Vosotros sois los que amáis a Dios y estáis entusiasmados por Cristo, vuestro Jefe, cuya gloria buscáis ardientemente, y cuya vida deseáis prolongar teniendo como criterio de vuestro obrar ese pensamiento que ha pasado a ser tan familiar a vuestra mente: ¿Qué haría Cristo en mi lugar?
Vosotros sois los que pensáis que habéis venido a este mundo para algo más que para amontonar paquetes de billetes, tener confort en vuestra habitación, éxito en la vida social, en fin, vivir unos cuantos años estériles, sin ninguna historia que merezca ser oída en la otra vida.
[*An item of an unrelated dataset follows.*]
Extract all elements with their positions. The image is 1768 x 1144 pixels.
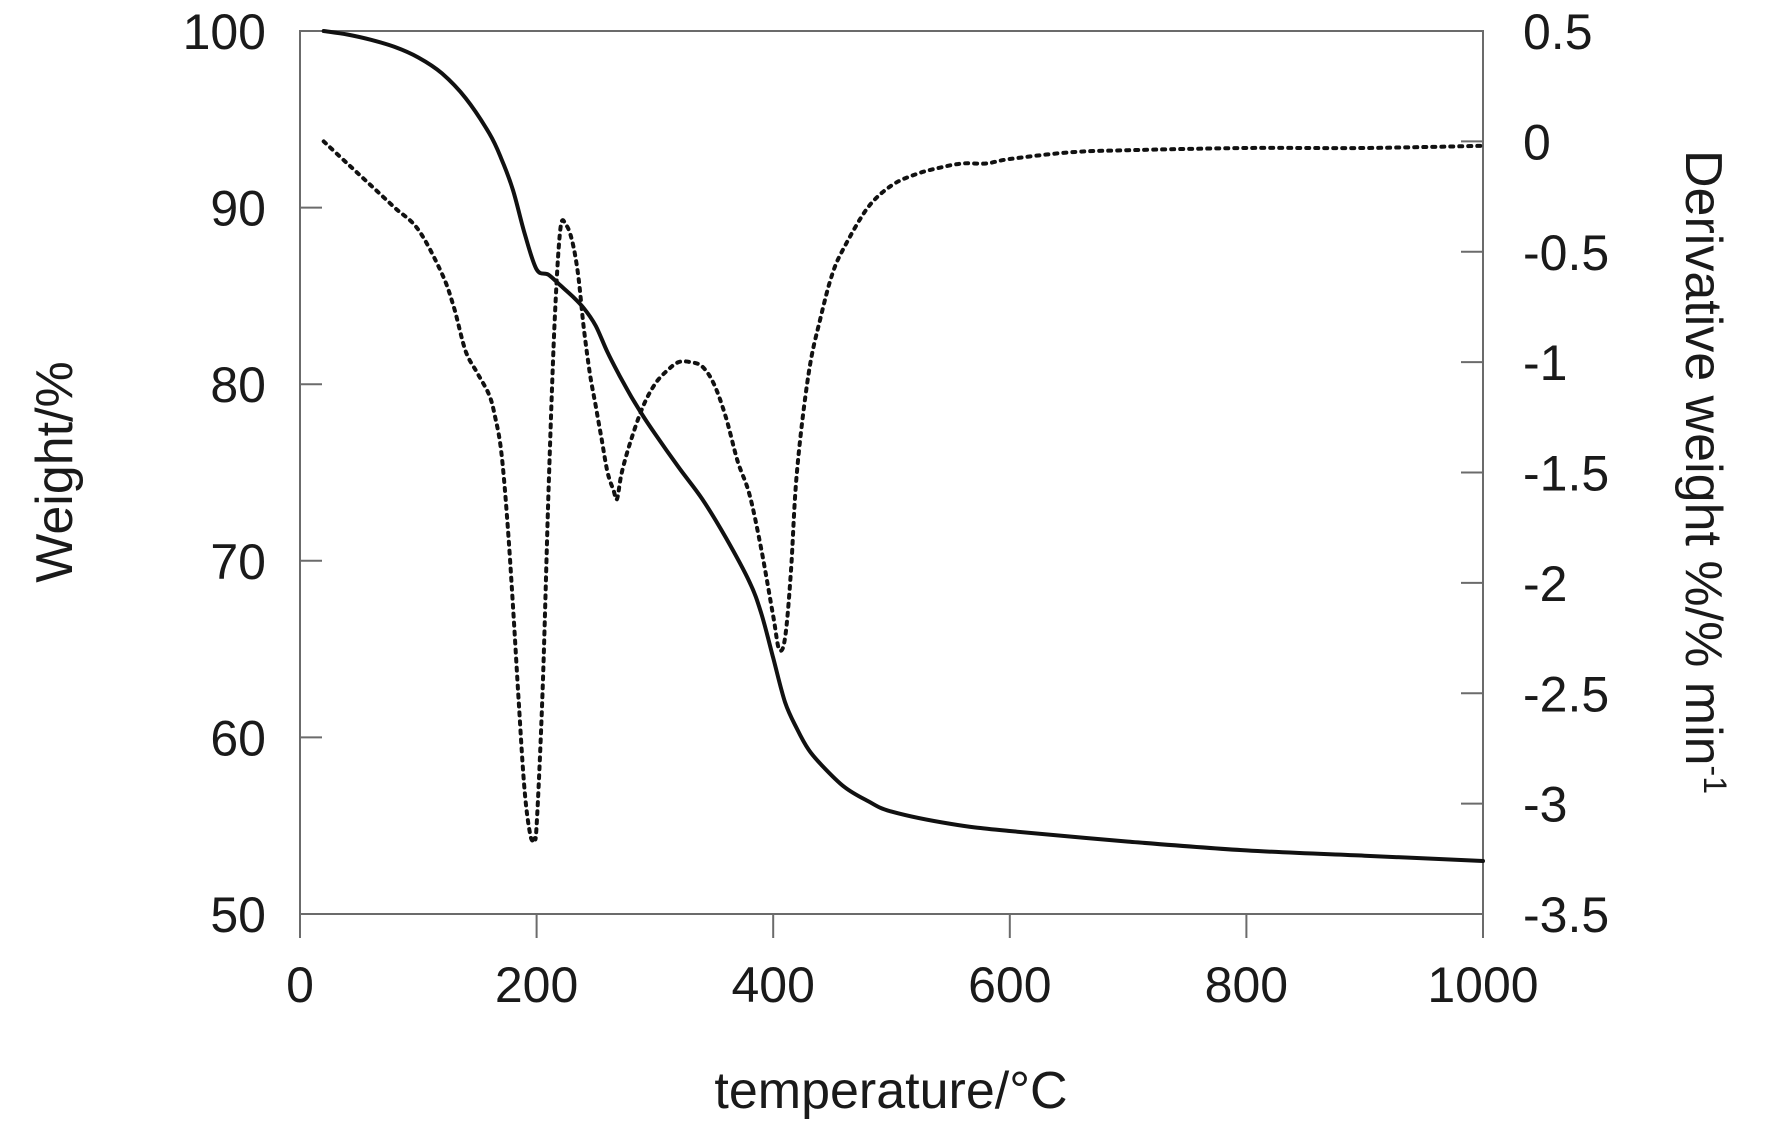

No; vosotros reaccionáis con entusiasmo y generosidad cuando oís las hazañas de los grandes conquistadores, de los héroes, de los santos, y quisierais prolongar sus proezas y aceptáis de antemano las austeridades y sacrificios que son el precio de lo grande.
Vosotros, con frecuencia, a pesar de vuestro ánimo generoso, escogéis sin acierto, como lo demuestran vuestros desengaños, y sobre todo sin tomar en cuenta el criterio cristiano en un asunto de tanta importancia. Obráis así, no por principios premeditados, sino porque no se os ocurre que podría hacerse de otra manera, y si quisierais hacerlo, tal vez no sabríais cómo realizarlo.